L’HOSPITALISATION D’OFFICE EN PSYCHIATRIE - UNE LOI MONARCHIQUE TOUJOURS EN VIGUEUR

vendredi 12 septembre 2008
par  Sud éducation 66

Par Roland Veuillet

Imaginez quelques instants la situation suivante : Vous êtes assis tranquillement sur un banc public en train de lire votre journal. Soudain, venus de nulle part surgissent quatre hommes, assez baraqués et tout vêtus de banc. « Allez, vous disent-ils gentiment, il faut nous suivre », ils vous saisissent fermement, et vous embarquent dans une ambulance. Votre première réaction en pareil cas sera bien évidemment d’essayer d’obtenir une explication. Mais on ne vous en donnera pas, on se contentera de vous répondre avec condescendance. Dans un deuxième temps, vous allez vous indigner d’être considéré ainsi, vous allez même vous mettre en colère et peut-être vous débattre, et c’est normal : Vous être dans votre bon droit et, on vient de vous importuner. Là c’est immédiatement la piqûre, vos convoyeurs ne vont pas prendre de risques inutiles, et la dose sera forte. Vous arrivez ainsi à l’Hôpital Psychiatrique, complètement groggy, accompagné du commentaire, « attention, il est en crise ». L’HP prendra donc ses précautions et doublera la dose. C’est dans ces conditions que vous rencontrerez le premier psychiatre, qui bien sûr confirmera l’Hospitalisation d’Office. Là vous êtes parti pour une bonne semaine d’isolement, voire davantage.

Témoignage exagéré ? Pas du tout ! C’est ce qui arrive chaque année à plusieurs milliers de personnes, comme le réseau « Résistons ensembles » (*) s’en est fait l’écho encore récemment.

En effet, dans la France d’aujourd’hui, toute personne saine d’esprit peut en l’espace de quelques minutes se retrouver internée en cellule d’isolement et, y demeurer un certain temps. La loi le permet… Une vieille loi de 1838, datant d’une époque où la monarchie restaurée, se voulait constitutionnelle, en légalisant les anciennes lettres de cachet. Cette loi permettait d’embastiller en psychiatrie toute personne « pour trouble à l’ordre public », c’était plus soft que le cachot. Ce texte est toujours en vigueur, et les gouvernements de droite, comme de gauche n’y ont jamais touché depuis, l’appliquant certes avec plus ou moins de rigueur. Le régime de Vichy fut celui qui l’employa avec le plus de zèle.

Les modalités d’exécution de cette loi sont très simples et très arbitraires. Elle comprend deux dispositions : La première est dite « à la demande d’un tiers », la seconde dite « à la demande de l’autorité administrative ». Dans le premier cas, il suffit que deux personnes proches d’une troisième s’adressent à un médecin complaisant, pour que cette dernière se retrouve en HP ; On voit là tous les dérapages possibles en matière d’héritages, ou de conflits familiaux. La deuxième disposition permet quant à elle, à l’autorité administrative (le maire et le Préfet) d’en décider ainsi, pour ce faire, ils demandent un certificat médical à deux médecins (de la police par exemple). Dans ce deuxième cas, on voit l’utilisation liberticide qui peut être faite contre tout opposant, en période de tension sociale, par un pouvoir autoritaire.

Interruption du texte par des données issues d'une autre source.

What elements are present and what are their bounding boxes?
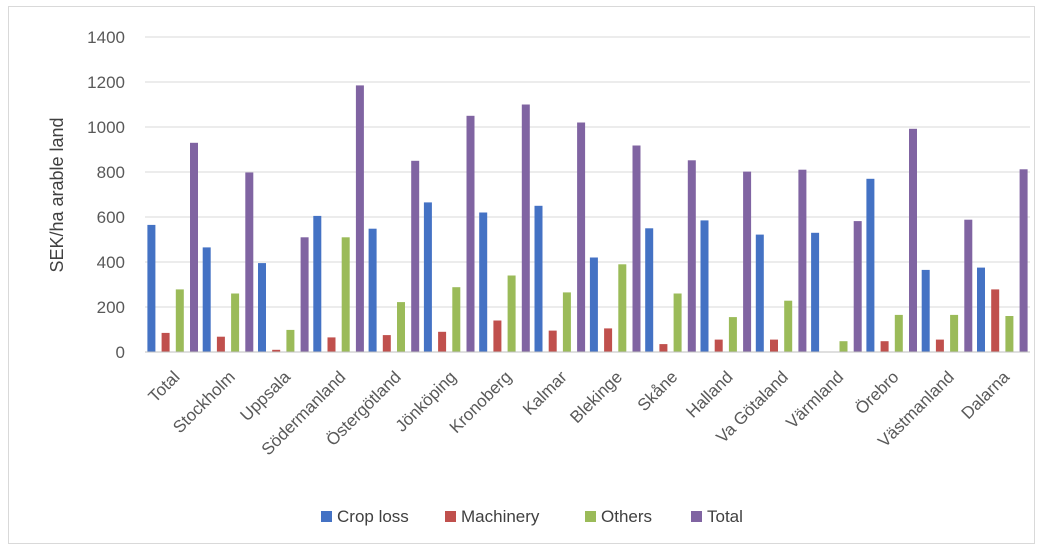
y-tick-label: 200 [97, 298, 125, 317]
bar-machinery [161, 332, 170, 352]
gridlines [145, 36, 1030, 308]
legend-label: Others [601, 507, 652, 526]
bar-total [355, 85, 364, 353]
bar-total [743, 171, 752, 352]
bar-machinery [216, 336, 225, 352]
bar-machinery [438, 331, 447, 353]
bar-machinery [548, 330, 557, 352]
y-tick-label: 0 [116, 343, 125, 362]
x-tick-label: Halland [682, 367, 736, 421]
x-tick-label: Värmland [782, 367, 847, 432]
bar-machinery [714, 339, 723, 352]
legend-label: Machinery [461, 507, 540, 526]
bar-crop-loss [589, 257, 598, 352]
y-tick-label: 1000 [87, 118, 125, 137]
bar-total [466, 115, 475, 353]
bar-crop-loss [534, 205, 543, 353]
bar-crop-loss [147, 224, 156, 352]
bar-total [853, 221, 862, 352]
bar-crop-loss [368, 228, 377, 352]
bar-crop-loss [258, 263, 266, 352]
bar-others [175, 289, 184, 352]
bar-total [1019, 169, 1028, 352]
y-tick-label: 600 [97, 208, 125, 227]
bar-crop-loss [700, 220, 709, 352]
bar-crop-loss [423, 202, 432, 352]
y-tick-label: 1200 [87, 73, 125, 92]
bar-crop-loss [313, 215, 322, 352]
bar-crop-loss [645, 228, 654, 353]
y-tick-label: 400 [97, 253, 125, 272]
bars [147, 85, 1028, 353]
y-axis-label: SEK/ha arable land [47, 117, 67, 272]
bar-others [618, 264, 627, 353]
x-tick-label: Skåne [634, 367, 682, 415]
bar-others [728, 317, 737, 352]
bar-crop-loss [811, 232, 820, 353]
bar-others [950, 314, 959, 352]
bar-total [577, 122, 586, 352]
bar-others [231, 293, 240, 352]
legend-swatch [445, 511, 456, 522]
bar-others [894, 314, 903, 352]
chart-frame [8, 6, 1035, 544]
y-tick-label: 800 [97, 163, 125, 182]
bar-crop-loss [977, 267, 985, 352]
bar-others [452, 287, 461, 352]
legend: Crop loss Machinery Others Total [321, 507, 743, 526]
bar-total [411, 160, 420, 352]
bar-machinery [659, 344, 668, 352]
bar-total [245, 172, 254, 352]
y-tick-label: 1400 [87, 28, 125, 47]
bar-crop-loss [921, 269, 930, 352]
legend-label: Total [707, 507, 743, 526]
x-tick-label: Total [145, 367, 184, 406]
legend-swatch [585, 511, 596, 522]
bar-total [687, 160, 696, 352]
bar-machinery [327, 337, 336, 352]
x-tick-label: Kalmar [519, 367, 571, 419]
bar-crop-loss [202, 247, 211, 352]
bar-others [341, 237, 350, 353]
bar-total [909, 128, 917, 352]
bar-others [562, 292, 571, 352]
legend-swatch [691, 511, 702, 522]
x-tick-label: Örebro [852, 367, 903, 418]
bar-crop-loss [866, 178, 875, 353]
bar-machinery [935, 339, 944, 352]
bar-others [397, 302, 405, 352]
bar-others [286, 329, 295, 352]
bar-total [632, 145, 641, 352]
bar-machinery [770, 339, 778, 352]
bar-others [673, 293, 682, 352]
bar-others [784, 300, 793, 352]
bar-crop-loss [479, 212, 488, 352]
bar-machinery [493, 320, 502, 352]
bar-total [300, 237, 309, 353]
legend-swatch [321, 511, 332, 522]
bar-machinery [604, 328, 613, 352]
y-axis-ticks: 0 200 400 600 800 1000 1200 1400 [87, 28, 125, 362]
bar-total [964, 219, 973, 352]
bar-crop-loss [755, 234, 764, 352]
bar-machinery [272, 349, 281, 353]
bar-machinery [991, 289, 1000, 352]
bar-machinery [880, 341, 889, 352]
bar-total [190, 142, 198, 353]
bar-others [1005, 316, 1014, 352]
bar-others [507, 275, 516, 352]
legend-label: Crop loss [337, 507, 409, 526]
bar-total [521, 104, 530, 352]
x-tick-label: Blekinge [566, 367, 626, 427]
x-axis-ticks: TotalStockholmUppsalaSödermanlandÖstergö… [145, 367, 1014, 459]
bar-machinery [382, 335, 391, 352]
bar-others [839, 341, 848, 352]
x-tick-label: Dalarna [958, 367, 1014, 423]
bar-total [798, 169, 807, 352]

Il n’est pas inutile de signaler que cette législation a largement inspiré l’Union Soviétique Brejnévienne, qui psychiatrisait ainsi tous les dissidents dans les années 70.

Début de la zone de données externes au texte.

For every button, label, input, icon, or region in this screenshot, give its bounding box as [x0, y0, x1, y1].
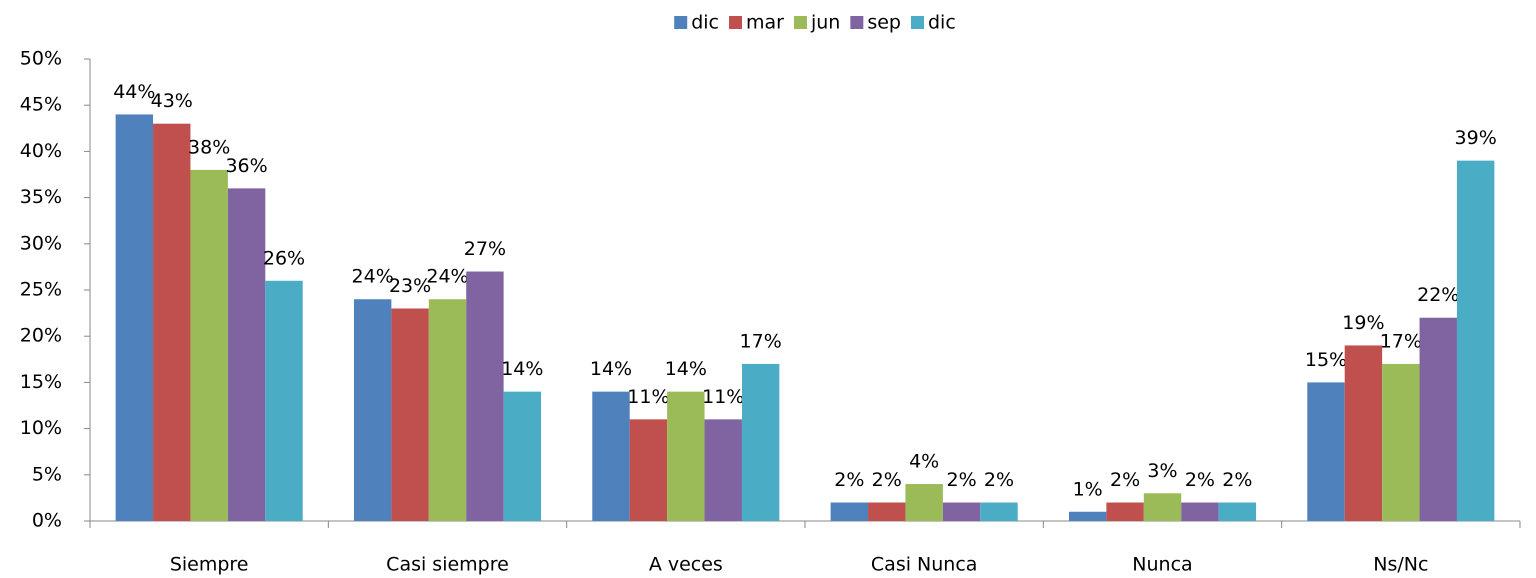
value-label: 38%	[188, 136, 230, 158]
x-tick-label: Nunca	[1132, 554, 1192, 576]
y-tick-label: 5%	[32, 463, 62, 485]
value-label: 15%	[1305, 349, 1347, 371]
value-label: 39%	[1455, 127, 1497, 149]
bar	[1143, 493, 1182, 521]
y-tick-label: 15%	[20, 371, 62, 393]
value-label: 2%	[1185, 469, 1215, 491]
bar	[830, 502, 869, 521]
legend-swatch	[911, 16, 924, 29]
y-tick-label: 0%	[32, 510, 62, 532]
y-tick-label: 30%	[20, 232, 62, 254]
bar	[1106, 502, 1144, 521]
legend-label: sep	[867, 12, 901, 34]
bar	[704, 419, 742, 521]
bar	[1218, 502, 1257, 521]
x-tick-label: Siempre	[170, 554, 249, 576]
legend-label: mar	[746, 12, 784, 34]
bar	[1382, 363, 1420, 521]
bar	[115, 114, 154, 521]
x-tick-label: A veces	[649, 554, 723, 576]
bar	[667, 391, 705, 521]
value-label: 36%	[225, 155, 267, 177]
value-label: 2%	[1110, 469, 1140, 491]
x-tick-label: Ns/Nc	[1373, 554, 1428, 576]
bar	[1307, 382, 1345, 521]
value-label: 3%	[1147, 460, 1177, 482]
value-label: 2%	[1222, 469, 1252, 491]
bar	[980, 502, 1018, 521]
legend-swatch	[674, 16, 688, 29]
y-tick-label: 25%	[20, 279, 62, 301]
value-label: 14%	[665, 358, 707, 380]
legend-label: jun	[810, 12, 840, 34]
value-label: 24%	[426, 266, 468, 288]
value-label: 2%	[834, 469, 864, 491]
value-label: 23%	[389, 275, 431, 297]
x-tick-label: Casi Nunca	[871, 554, 978, 576]
legend-swatch	[729, 16, 742, 29]
bar	[1068, 511, 1107, 521]
bar	[265, 280, 303, 521]
value-label: 11%	[702, 386, 744, 408]
value-label: 43%	[151, 90, 193, 112]
value-label: 14%	[590, 358, 632, 380]
value-label: 14%	[501, 358, 543, 380]
value-label: 2%	[984, 469, 1014, 491]
legend-swatch	[793, 16, 807, 29]
value-label: 2%	[947, 469, 977, 491]
value-label: 4%	[909, 451, 939, 473]
bar	[227, 188, 266, 522]
y-tick-label: 10%	[20, 417, 62, 439]
value-label: 26%	[263, 247, 305, 269]
legend-label: dic	[691, 12, 719, 34]
value-label: 2%	[872, 469, 902, 491]
bar	[353, 299, 392, 521]
x-tick-label: Casi siempre	[386, 554, 509, 576]
bar	[905, 484, 943, 521]
bar	[153, 123, 191, 522]
legend-swatch	[850, 16, 864, 29]
bar	[1419, 317, 1457, 521]
y-tick-label: 35%	[20, 186, 62, 208]
bar	[1344, 345, 1383, 521]
y-tick-label: 50%	[20, 48, 62, 70]
value-label: 27%	[464, 238, 506, 260]
y-tick-label: 40%	[20, 140, 62, 162]
bar	[503, 391, 542, 521]
value-label: 17%	[740, 330, 782, 352]
value-label: 44%	[113, 81, 155, 103]
value-label: 24%	[352, 266, 394, 288]
value-label: 11%	[627, 386, 669, 408]
bar	[466, 271, 504, 521]
bar	[428, 299, 467, 521]
bar	[391, 308, 429, 521]
bar	[942, 502, 981, 521]
bar	[1456, 160, 1495, 521]
value-label: 17%	[1380, 330, 1422, 352]
value-label: 19%	[1342, 312, 1384, 334]
bar	[1181, 502, 1219, 521]
bar	[868, 502, 906, 521]
legend-label: dic	[928, 12, 956, 34]
bar	[592, 391, 630, 521]
bar	[741, 363, 780, 521]
y-tick-label: 20%	[20, 325, 62, 347]
value-label: 1%	[1073, 478, 1103, 500]
bar	[629, 419, 668, 521]
value-label: 22%	[1417, 284, 1459, 306]
bar	[190, 169, 228, 521]
y-tick-label: 45%	[20, 94, 62, 116]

Ce qu’il faut retenir surtout, c’est que cette loi, a été récemment actualisée par les articles sécuritaires de PERBEN, et elle s’inscrit pleinement dans le dispositif dit « prévention de la délinquance ». Et depuis, on constate une recrudescence de son utilisation... par les commissariats de police. Finie donc la garde à vue du simple colleur d’affiches nocturne, maintenant il ira faire un petit tour dans le nid de coucou. Quant à ceux qui manifestent, leurs revendications seront caractérisées « d’improductives » (c’est le terme psychiatrique employé...).

Enfin, sur un plan strictement thérapeutique, l’Hospitalisation d’Office est absurde, car même lorsqu’il y a trouble psychopathologique, le traitement ne peut être apporté qu’avec l’adhésion du patient. Ce qui ne peut pas être le cas lors d’un internement sous contrainte, souvent violent.